In May and June 1945 alone, 5.25 million persons were repatriated. In 1946, the General Assembly affirmed that the main task concerning displaced persons was to encourage and assist in every way possible their early return to the countries of origin, excepting war criminals and Germans being transferred to Germany from other States or who fled to other States. In light of the prior mass denationalisation of' the Jews and other minorities by Nazi Germany and its satellites, it is clear that the prevailing practice was that those who were denationalised and rendered stateless were entitled, if they so wished, to return home. Hence, the fact that they were stateless in no way impeded their return to their homeland.
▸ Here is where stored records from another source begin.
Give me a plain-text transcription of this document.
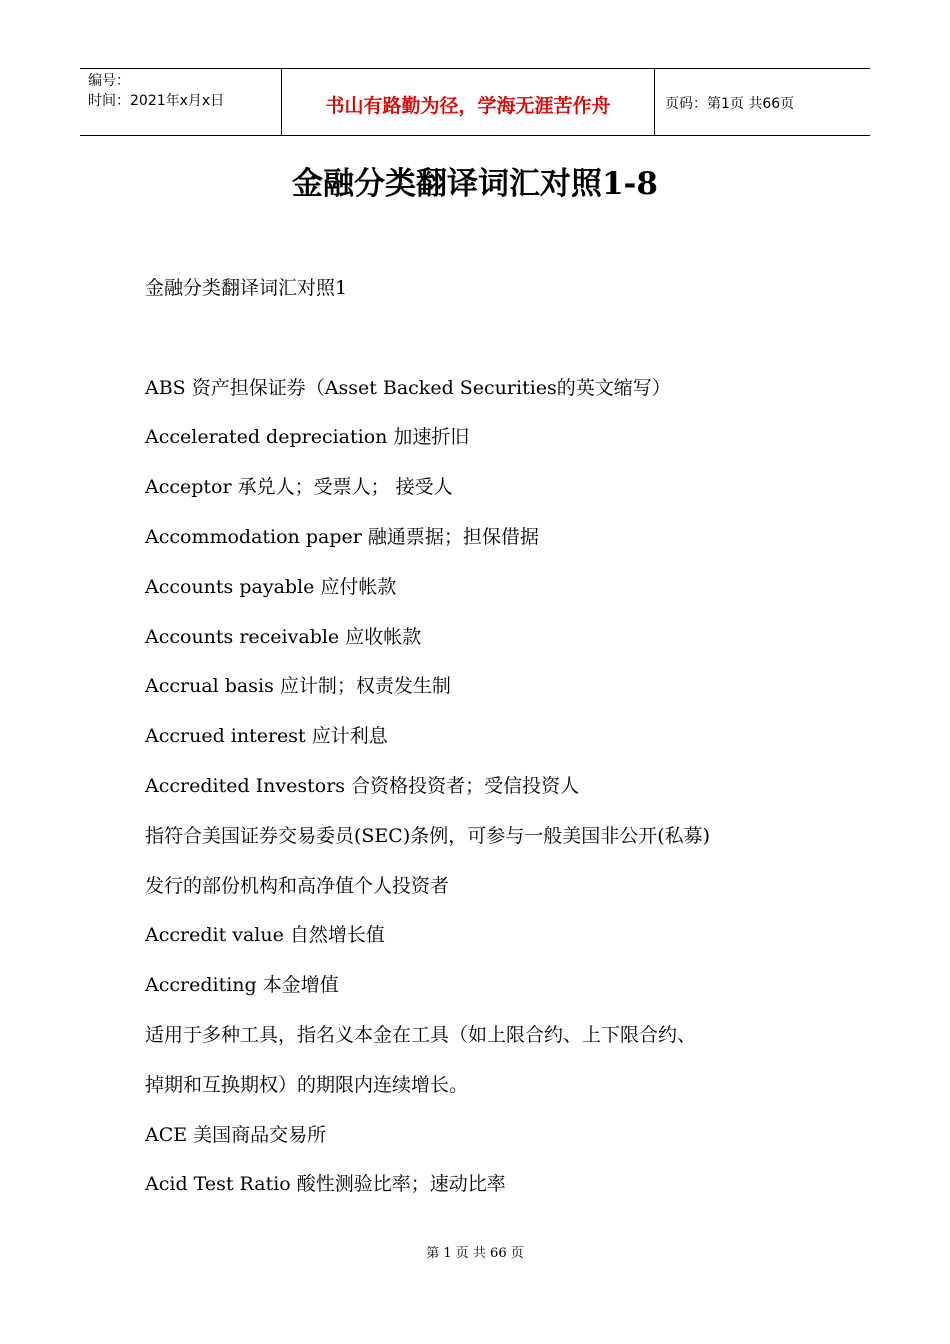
编号：
时间：2021年x月x日	书山有路勤为径，学海无涯苦作舟	页码：第1页 共66页
金融分类翻译词汇对照1-8

金融分类翻译词汇对照1

ABS 资产担保证券（Asset Backed Securities的英文缩写）

Accelerated depreciation 加速折旧

Acceptor 承兑人；受票人； 接受人

Accommodation paper 融通票据；担保借据

Accounts payable 应付帐款

Accounts receivable 应收帐款

Accrual basis 应计制；权责发生制

Accrued interest 应计利息

Accredited Investors 合资格投资者；受信投资人

指符合美国证券交易委员(SEC)条例，可参与一般美国非公开(私募)

发行的部份机构和高净值个人投资者

Accredit value 自然增长值

Accrediting 本金增值

适用于多种工具，指名义本金在工具（如上限合约、上下限合约、

掉期和互换期权）的期限内连续增长。

ACE 美国商品交易所

Acid Test Ratio 酸性测验比率；速动比率

第 1 页 共 66 页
The practice was confirmed by article IC(4) of' the 1951 Refugee Convention. This phenomenon was entirely contrary, to the international law principles on nationality and statelessness at the time.
It signalled a departure from established principles, in order to accommodate the new phenomena of mass denationalisation and statelessness. The plight of the residual number of stateless persons who were unable or unwilling to return to their home led to further debate and eventual adoption of the Conventions, one for Stateless Persons and the other for the Reduction of Statelessness. In view of the above, the Lhotshampas, as stateless refugees who have been discriminatorily denationalised, have an implicit right to return to Bhutan as the country of their former habitual residence.
Although this right of stateless refugees is implicit in the 1951 Refugee Convention to which neither Bhutan nor Nepal is party, it is compelling authority in all refugee situations caused by mass denationalisation and expulsion. In terms of the number of accessions and the prominent role of the UNHCR in implementing the terms of the Convention in the proliferation of refugee situations since its inception, certain concepts manifest in the provisions of the 1951 Refugee Convention could now be part of customary international law. Certainly, the voluntary re-establishment of refugees in their country of origin and the implicit right to return could reflect relevant rules of customary international law.